Common Ankle and Foot Injuries seen by Physiotherapists

Ligament tear (sprained ankle)

The ligaments of the ankle hold the ankle bones and joint in position, and therefore help to stabilise the ankle joint. They protect the ankle joint from abnormal movements-especially twisting, turning, and rolling of the foot.

A sprained ankle is a common cause of ankle pain. A sprain is stretching and or tearing of ligaments.
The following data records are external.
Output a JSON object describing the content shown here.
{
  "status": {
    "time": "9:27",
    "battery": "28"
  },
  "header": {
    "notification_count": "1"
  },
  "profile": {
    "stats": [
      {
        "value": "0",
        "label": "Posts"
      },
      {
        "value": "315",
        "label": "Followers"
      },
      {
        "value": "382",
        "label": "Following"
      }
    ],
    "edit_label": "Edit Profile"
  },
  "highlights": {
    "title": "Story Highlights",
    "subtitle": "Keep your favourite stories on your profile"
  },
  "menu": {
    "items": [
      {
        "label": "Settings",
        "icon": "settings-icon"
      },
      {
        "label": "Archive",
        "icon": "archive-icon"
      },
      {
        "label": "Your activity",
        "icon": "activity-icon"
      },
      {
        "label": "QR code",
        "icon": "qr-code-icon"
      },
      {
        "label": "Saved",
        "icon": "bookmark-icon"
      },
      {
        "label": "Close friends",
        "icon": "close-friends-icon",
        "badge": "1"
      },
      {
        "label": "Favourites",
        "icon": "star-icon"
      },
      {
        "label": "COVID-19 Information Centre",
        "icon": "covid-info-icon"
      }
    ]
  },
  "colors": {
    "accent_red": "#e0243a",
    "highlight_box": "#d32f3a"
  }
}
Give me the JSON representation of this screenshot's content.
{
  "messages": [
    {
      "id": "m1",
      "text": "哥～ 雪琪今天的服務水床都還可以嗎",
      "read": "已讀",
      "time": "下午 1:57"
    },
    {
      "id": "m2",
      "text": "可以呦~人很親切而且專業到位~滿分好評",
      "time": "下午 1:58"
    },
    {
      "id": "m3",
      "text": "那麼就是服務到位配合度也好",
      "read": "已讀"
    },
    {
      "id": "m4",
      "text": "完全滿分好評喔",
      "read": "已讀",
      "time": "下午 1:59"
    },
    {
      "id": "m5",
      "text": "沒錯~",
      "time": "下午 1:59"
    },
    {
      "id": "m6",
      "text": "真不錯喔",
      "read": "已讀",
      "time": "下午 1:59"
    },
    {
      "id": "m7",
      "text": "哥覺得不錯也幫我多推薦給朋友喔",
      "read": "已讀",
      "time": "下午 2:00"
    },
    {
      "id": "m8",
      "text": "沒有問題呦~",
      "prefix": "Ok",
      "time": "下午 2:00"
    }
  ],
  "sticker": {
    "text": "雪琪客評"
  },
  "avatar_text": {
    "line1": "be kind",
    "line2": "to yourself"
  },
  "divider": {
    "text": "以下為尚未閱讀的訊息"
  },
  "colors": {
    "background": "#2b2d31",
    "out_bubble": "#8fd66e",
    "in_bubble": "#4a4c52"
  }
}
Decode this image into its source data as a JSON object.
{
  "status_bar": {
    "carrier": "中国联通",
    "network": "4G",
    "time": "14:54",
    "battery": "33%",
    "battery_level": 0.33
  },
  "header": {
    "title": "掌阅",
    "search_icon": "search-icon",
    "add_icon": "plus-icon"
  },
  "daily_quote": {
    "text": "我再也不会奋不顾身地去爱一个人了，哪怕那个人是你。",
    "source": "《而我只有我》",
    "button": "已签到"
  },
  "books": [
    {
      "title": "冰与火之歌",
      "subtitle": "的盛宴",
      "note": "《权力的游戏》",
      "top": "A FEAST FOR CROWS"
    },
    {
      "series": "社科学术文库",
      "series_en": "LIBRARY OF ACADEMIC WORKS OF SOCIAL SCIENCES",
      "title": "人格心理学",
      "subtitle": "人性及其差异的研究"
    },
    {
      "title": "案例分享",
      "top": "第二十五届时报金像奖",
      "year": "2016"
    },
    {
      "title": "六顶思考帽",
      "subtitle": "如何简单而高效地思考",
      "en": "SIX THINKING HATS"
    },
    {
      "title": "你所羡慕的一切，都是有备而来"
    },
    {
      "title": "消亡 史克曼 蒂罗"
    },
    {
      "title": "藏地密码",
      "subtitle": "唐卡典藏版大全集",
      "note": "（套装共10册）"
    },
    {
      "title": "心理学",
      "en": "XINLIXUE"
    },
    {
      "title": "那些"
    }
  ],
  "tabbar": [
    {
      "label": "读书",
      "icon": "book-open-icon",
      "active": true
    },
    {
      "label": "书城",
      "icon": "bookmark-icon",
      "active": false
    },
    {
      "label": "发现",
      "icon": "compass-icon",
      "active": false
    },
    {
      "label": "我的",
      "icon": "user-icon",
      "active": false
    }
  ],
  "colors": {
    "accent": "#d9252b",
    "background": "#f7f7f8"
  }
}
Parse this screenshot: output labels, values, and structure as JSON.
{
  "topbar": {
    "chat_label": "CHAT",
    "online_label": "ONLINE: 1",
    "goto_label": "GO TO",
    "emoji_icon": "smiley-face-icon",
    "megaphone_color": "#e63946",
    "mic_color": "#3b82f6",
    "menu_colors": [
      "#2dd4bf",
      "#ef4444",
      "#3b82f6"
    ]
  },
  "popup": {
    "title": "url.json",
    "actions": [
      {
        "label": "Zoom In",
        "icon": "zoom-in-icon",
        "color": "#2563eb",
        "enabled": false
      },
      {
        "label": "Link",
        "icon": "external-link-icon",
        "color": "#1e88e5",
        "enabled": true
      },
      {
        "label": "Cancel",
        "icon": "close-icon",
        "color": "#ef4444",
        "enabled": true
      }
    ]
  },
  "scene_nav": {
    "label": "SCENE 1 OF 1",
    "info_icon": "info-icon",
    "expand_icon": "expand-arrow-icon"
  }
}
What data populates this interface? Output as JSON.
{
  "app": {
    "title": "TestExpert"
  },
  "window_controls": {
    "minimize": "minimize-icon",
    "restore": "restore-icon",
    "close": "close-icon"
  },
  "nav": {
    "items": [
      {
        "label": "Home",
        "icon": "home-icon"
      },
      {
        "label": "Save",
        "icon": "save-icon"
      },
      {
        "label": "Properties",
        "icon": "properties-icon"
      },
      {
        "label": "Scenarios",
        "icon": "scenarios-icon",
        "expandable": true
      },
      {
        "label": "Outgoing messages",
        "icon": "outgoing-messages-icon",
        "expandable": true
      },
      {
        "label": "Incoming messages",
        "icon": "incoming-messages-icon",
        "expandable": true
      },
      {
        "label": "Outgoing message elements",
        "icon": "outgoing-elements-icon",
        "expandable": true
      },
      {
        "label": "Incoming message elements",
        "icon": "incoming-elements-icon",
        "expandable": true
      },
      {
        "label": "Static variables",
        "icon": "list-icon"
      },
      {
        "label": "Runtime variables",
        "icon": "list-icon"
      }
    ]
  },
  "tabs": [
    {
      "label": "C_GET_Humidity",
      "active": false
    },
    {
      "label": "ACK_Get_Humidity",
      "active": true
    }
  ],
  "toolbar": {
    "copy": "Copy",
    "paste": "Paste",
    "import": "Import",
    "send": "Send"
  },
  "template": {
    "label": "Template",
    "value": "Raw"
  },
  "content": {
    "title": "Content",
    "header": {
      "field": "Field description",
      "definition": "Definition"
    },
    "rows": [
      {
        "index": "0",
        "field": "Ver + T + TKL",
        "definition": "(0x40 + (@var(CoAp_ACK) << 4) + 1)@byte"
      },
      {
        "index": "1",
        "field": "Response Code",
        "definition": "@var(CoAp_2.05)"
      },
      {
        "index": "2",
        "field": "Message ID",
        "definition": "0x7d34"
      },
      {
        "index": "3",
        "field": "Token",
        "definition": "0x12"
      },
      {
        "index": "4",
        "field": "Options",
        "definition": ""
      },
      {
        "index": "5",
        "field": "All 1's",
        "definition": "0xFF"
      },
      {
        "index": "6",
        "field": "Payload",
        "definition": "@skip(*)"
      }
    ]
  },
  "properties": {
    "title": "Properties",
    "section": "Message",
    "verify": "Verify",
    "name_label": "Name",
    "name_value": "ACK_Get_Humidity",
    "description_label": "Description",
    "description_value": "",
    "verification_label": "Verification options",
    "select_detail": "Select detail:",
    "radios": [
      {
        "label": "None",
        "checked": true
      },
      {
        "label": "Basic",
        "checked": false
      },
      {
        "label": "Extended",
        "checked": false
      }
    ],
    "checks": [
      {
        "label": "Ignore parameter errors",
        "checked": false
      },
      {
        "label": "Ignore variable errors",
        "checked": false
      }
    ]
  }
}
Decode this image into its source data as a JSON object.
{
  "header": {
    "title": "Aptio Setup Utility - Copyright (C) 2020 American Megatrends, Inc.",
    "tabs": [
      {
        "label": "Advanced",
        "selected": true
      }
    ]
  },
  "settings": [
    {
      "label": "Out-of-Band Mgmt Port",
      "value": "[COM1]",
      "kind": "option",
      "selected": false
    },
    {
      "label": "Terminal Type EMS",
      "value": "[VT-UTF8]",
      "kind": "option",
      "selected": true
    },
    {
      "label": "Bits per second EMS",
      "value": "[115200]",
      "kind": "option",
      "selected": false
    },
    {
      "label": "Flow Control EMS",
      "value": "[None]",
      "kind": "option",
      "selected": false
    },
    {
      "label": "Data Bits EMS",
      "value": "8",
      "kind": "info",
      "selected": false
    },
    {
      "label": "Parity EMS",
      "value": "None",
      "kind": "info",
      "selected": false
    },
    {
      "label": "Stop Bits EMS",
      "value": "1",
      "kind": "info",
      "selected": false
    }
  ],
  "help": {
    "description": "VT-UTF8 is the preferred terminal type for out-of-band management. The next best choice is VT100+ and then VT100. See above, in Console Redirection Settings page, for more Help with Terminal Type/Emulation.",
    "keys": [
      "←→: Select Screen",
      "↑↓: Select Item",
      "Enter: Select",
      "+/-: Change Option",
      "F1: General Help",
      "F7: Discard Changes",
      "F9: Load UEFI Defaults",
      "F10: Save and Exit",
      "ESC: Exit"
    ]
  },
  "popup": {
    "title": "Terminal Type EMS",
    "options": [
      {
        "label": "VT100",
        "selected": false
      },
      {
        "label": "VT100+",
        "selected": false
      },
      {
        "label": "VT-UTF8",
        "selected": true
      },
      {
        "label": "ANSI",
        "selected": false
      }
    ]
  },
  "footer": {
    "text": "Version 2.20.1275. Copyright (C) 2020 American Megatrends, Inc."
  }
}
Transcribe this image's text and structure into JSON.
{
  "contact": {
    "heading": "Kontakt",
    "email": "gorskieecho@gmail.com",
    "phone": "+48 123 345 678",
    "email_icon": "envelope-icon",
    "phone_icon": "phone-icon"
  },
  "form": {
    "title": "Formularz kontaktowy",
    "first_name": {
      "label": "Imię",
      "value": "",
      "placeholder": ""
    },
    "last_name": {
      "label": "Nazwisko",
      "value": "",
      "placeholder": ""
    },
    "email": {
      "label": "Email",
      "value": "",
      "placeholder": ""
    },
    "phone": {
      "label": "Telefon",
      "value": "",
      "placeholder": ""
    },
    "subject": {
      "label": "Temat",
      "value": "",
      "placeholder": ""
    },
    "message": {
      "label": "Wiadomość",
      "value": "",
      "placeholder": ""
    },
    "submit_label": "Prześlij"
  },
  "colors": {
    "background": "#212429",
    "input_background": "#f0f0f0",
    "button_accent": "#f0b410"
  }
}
The most common is an inversion sprain where the ankle turns over so the sole of the foot faces inwards, damaging the ligaments on the outside of the ankle.

The risk of an ankle sprain is greatest during activities that involve explosive side-to-side motion, such as tennis/ basketball/netball.


  • Swelling around the ankle
  • Bruising around the ankle (which can extend along the outside of the foot)
  • Pain around entire ankle joint
  • Pain on weightbearing

Syndesmosis (high ankle sprain)

A high ankle sprain is an injury to the large ligaments (called the syndesmosis) above the ankle that join together the two long bones of the lower leg. High ankle sprains commonly occur from a sudden and forceful outward twisting of the foot, which commonly occurs in contact and cutting sports such as soccer, rugby union and rugby league. The ligament can also be an associated injury with more common low ankle sprains, and even ankle fractures.

A high ankle sprain causes symptoms similar to other ankle sprains, but patients often complain of pain when the ankle is turned outwards or when the calf is squeezed.


  • Pain around the front of the ankle
  • Pain when foot is turned outwards
  • Pain when calf is squeezed

Stress fractures

A stress fracture is generally an overuse injury. It occurs when muscles become fatigued or overloaded and can not absorb the stress and shock and repeated impact. Fatigued muscles transfer that stress to the nearby bone and the result is a small crack or fracture, in the bone.